Sonntag, 15. Dezember 2019

Kein Wohlstand ohne Schuldenabbau So wird die Welt die Schulden los

Die Schulden steigen nicht nur in Deutschland
DPA / Bund der Steuerzahler
Die Schulden steigen nicht nur in Deutschland

7. Teil: Entschuldung über die Bilanzen der Notenbanken?
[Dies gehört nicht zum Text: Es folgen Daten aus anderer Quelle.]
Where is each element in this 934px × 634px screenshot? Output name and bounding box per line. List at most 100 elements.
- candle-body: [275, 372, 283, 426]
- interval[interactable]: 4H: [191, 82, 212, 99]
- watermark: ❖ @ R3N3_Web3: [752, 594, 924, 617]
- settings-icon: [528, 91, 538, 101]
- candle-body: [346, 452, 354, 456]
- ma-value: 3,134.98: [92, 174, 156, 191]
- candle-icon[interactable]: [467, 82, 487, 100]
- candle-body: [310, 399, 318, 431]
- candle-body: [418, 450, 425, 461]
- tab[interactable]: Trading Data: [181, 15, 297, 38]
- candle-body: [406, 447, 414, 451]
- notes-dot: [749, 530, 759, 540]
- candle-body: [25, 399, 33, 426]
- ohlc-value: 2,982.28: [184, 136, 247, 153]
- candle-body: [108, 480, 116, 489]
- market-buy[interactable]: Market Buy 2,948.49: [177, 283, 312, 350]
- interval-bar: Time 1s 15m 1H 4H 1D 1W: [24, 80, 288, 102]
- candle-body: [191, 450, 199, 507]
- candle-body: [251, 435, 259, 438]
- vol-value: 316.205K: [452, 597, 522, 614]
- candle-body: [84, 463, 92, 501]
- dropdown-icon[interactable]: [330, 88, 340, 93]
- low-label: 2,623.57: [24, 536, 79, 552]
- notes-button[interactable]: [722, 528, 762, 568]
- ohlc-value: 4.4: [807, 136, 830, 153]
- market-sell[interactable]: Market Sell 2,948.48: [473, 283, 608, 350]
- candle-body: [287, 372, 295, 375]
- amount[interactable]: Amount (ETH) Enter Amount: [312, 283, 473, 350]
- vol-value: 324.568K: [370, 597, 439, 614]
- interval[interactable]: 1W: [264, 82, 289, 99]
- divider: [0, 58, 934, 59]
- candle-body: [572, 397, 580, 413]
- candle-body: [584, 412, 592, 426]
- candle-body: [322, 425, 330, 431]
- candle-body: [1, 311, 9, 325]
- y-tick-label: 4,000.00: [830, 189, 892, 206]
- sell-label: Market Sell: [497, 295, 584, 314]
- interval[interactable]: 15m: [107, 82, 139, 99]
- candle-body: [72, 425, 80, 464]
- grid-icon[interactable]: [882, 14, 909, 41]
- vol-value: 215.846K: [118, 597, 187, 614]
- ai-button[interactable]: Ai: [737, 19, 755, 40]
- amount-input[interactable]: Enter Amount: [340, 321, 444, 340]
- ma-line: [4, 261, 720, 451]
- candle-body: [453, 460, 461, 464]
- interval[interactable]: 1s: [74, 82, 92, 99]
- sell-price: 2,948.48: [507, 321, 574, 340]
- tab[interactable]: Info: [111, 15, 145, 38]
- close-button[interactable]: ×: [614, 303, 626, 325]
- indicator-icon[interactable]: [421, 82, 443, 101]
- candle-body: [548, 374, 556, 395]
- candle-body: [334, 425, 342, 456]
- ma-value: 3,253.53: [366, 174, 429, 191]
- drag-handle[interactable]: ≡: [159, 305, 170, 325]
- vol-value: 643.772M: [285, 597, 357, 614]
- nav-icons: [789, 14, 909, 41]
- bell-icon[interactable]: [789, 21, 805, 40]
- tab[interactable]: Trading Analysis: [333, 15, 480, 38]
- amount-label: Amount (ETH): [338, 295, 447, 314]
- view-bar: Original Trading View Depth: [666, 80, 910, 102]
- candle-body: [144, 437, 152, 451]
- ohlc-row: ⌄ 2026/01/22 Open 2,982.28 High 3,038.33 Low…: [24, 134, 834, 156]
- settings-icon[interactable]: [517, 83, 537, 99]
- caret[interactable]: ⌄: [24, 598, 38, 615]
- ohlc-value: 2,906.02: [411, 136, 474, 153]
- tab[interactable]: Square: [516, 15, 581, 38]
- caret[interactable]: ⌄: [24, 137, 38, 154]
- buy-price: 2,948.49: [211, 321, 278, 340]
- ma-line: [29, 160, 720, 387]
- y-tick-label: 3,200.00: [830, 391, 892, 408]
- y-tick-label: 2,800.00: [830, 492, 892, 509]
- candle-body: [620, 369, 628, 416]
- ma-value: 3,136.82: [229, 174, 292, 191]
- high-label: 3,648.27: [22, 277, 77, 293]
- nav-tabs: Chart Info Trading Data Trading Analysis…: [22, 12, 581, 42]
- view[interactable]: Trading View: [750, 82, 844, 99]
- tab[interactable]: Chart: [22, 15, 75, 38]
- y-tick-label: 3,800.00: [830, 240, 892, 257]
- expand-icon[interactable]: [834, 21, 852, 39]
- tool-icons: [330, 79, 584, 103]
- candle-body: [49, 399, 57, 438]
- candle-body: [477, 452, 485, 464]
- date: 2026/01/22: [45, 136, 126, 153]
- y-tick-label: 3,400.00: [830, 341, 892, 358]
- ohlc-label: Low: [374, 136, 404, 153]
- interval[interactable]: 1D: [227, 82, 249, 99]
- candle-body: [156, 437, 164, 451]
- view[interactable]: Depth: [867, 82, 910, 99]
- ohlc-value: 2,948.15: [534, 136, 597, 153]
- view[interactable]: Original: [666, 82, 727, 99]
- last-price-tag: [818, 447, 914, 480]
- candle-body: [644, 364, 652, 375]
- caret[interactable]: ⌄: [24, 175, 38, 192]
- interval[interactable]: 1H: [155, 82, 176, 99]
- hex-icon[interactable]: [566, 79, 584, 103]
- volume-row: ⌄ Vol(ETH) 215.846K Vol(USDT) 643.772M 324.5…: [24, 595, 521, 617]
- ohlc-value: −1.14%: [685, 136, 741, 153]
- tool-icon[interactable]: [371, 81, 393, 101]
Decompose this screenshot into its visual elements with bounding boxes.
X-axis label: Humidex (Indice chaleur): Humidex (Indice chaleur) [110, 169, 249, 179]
Nachdem die Optionen 1 bis 5 entweder nicht realisierbar sind oder einem politischen Selbstmord gleichkommen, sucht die westliche Welt nach einer Alternative. Diese könnte in der Entschuldung über die Bilanzen der Notenbanken liegen. Letztere sind zunehmend zu den Hauptgläubigern der Staaten geworden.

Da die Notenbanken ohnehin den Staaten gehören, wird vor allem im angelsächsischen Raum diskutiert, dass die Notenbanken die Staatschulden auf ihrer Bilanz einfach annullieren. Ebenso wäre es möglich, die Forderungen gegen die Staaten für die nächsten 500 Jahre zins- und tilgungsfrei zu stellen. Mit dem ehemaligen Chef der britischen Finanzmarktaufsicht, Adair Turner, hat diese Idee einen sehr prominenten Befürworter.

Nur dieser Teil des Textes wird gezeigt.